Si hiciéramos una encuesta informal entre camioneros, la mayoría diría que prefiere el invierno al verano. La razón: las sudorosas noches donde no hay cómo soportar el calor sin encender el aire acondicionado.

Pero no vamos a hablar aquí de la importancia de contar con un equipo anti-ralentí que enfríe su cabina sin encender su motor, sino de cómo la temporada afecta su bienestar en un aspecto muy descuidado por los transportistas hispanos: la salud de sus pies.

¿Sandalias para todos?
Ciertamente son muchos los que, en estos días más cálidos, ya empezaron a dejar atrás las zapatillas, las botas o los zapatos de cuero, por un calzado mucho más aireado y sano para sus pies. Las chancletas o chanclas, junto con las sandalias son las preferidas en este tiempo por los camioneros que pasan largas horas sentados sin mucha oportunidad de estirar las piernas.

Algunos expertos de salud sostienen, sin embargo, que las frescas sandalias que se utilizan en el verano —y que son recomendables para quienes permanecen largas horas con el calzado puesto, como los camio­neros—pueden traer impensados problemas, en especial si se usan para caminar por largos periodos.

Según el doctor Christian Robertozzi, presidente de la Asociación Médica Podológica Americana (APMA), “las chanclas ofrecen poco apoyo para el puente del pie, además de poca protección o absorción de golpes. Tendonitis, dolor en el puente del pie y torceduras de tobi­llos son algunos de los problemas más comunes que pueden causar las chancletas”, afirma.

De hecho, la mayoría de expertos de la industria del calzado afirman que las sandalias no fueron nunca pensadas como prendas de uso diario, sino para dotar al usuario de un calzado para el suelo de las piscinas o las duchas. A pesar de ello, si aún así no puedes dejar de llevar esas frescas sandalias, sigue estos consejos:

Calzado apropiado.

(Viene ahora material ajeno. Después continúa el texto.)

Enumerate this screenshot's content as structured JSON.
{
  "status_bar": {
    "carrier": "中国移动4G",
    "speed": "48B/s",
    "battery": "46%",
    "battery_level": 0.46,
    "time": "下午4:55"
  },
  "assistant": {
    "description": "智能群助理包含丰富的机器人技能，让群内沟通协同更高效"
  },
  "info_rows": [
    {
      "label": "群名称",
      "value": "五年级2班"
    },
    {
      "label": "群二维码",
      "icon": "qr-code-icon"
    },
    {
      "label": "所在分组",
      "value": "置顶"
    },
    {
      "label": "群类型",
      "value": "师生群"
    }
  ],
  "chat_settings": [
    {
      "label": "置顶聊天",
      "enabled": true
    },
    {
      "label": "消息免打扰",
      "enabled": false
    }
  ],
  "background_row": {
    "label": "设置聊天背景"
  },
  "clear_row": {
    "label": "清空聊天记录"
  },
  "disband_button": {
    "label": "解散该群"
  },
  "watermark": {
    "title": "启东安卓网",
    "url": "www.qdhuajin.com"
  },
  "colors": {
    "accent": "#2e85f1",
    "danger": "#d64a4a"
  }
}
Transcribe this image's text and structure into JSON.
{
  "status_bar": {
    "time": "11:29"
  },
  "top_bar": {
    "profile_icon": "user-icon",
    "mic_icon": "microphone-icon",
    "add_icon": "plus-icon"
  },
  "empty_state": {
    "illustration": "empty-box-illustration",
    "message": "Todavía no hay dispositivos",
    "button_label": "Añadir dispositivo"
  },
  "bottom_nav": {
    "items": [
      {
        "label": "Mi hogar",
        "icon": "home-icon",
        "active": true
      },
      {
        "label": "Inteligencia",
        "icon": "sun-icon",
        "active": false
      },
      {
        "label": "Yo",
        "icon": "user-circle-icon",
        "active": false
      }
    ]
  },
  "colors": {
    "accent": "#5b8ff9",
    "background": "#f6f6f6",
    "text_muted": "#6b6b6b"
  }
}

Considere si el calzado que usa está hecho para caminar. El calzado absolutamente plano y flexible no debe llevarse para caminar largas distancias. En vez de eso, elija una suela que no se doble excesivamente, así evitará dolor de puente y de talón.
Los materiales. Elija bien el tipo de material. Sandalias y chancletas de material natural (tales como un cuero suave y flexible) evitarán callos y piel muerta en los talones.

Zapatos de trepar. Lleve zapatos específicos para realizar actividades concretas. Si parte de su trabajo consiste en trepar a un tanque o a una plataforma, es preferible contar con un calzado que tenga una suela rugosa de jebe que ofrezca protección contra los resbalones. Además, una mala selección del calzado puede ocasionar una lesión en tus tobillos.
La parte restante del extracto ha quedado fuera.